Не поднимая на него глаз, я отвернулся к стакану, залпом, не чувствуя вкуса водки, выпил.
Ващенков встал, поднялся и я. Он стоял передо мной, выставив вперед изрезанный морщинами большой лоб, со свисающими руками, внешне спокойный, сумрачный, решительный.
– Еще одно. Когда вы были в городе, видел ли кто вас из знакомых?
– Лещев видел.
– Не то. Из загарьевцев кто-нибудь видел?
– Вроде нет.
– Должно быть, кто-то видел. В обком на вас чья-то досужая рука анонимку написала. Не точно это, но догадываюсь. Очень скоропалительно решили меня перебросить. Боятся за авторитет, спасают меня. До сих пор на мои просьбы приходили только отказы. Имейте это в виду. Вале не говорите. Незачем. Берегите ее…
По заполненному людьми залу Ващенков прошел твердой поступью, с непроницаемо-спокойным лицом. Возле крыльца чайной его ждала «Победа». Шофер при его появлении зашевелился за рулем.
Ващенков протянул мне руку:
– Прощайте.
Я пожал ее:
– Прощайте, Петр Петрович.
Во всех окнах чайной виднелись лица.
Ващенков сел рядом с шофером, уткнул подбородок в грудь, приказал:
– Побыстрей к поезду.
Я стоял, пока машина не свернула за угол.
17
Валя сидела одна в комнате, снова беспорядочно заваленной нераспакованными вещами. Она поднялась мне навстречу:
– Уехал?
– Уехал.
Она снова опустилась на ящик, взгляд ее был рассеянный, руки неспокойно двигались, то поправляли юбку, то ощупывали шершавые доски ящика, то трогали сумочку на коленях, и все это при отсутствующем, рассеянном взгляде.
Я почувствовал, что она не просто жалеет его, а она любит его, любит, пожалуй, в эту минуту больше, чем меня. И я прощал ей это, я понимал ее, я сам был подавлен, уничтожен поступком Ващенкова, признавал его превосходство над собой.
– Что мы будем делать? – спросила она безучастно.
– Будем устраиваться. Завтра будем подыскивать себе место для жилья. Нам же нельзя здесь оставаться.
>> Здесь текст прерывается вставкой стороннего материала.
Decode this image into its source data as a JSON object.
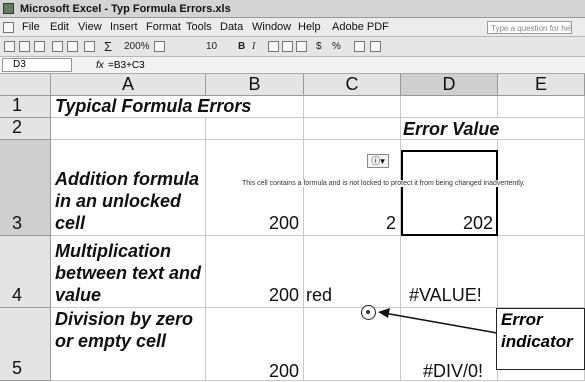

Это его дом, здесь станет жить другой секретарь райкома.
– Это его дом, – повторила она.
– А сейчас я пойду.
Она подняла на меня глаза.
– Туда?
– Да.
Она устало кивнула головой: «Иди».
Я вышел.
Сказать? Все? Вот она, катастрофа. Мы ее предчувствовали, перед ней содрогались. Вот она разворачивается полным ходом. Она беспощадна, заставляет быть беспощадным и меня. Только что проводили на станцию человека, хорошего человека, которого я обрек на одиночество. Жалость и помощь не могут теперь исходить от меня, я несу только крушение, только ломку. Я сейчас иду, чтоб разрушить еще одну жизнь, и даже не одну, а две жизни.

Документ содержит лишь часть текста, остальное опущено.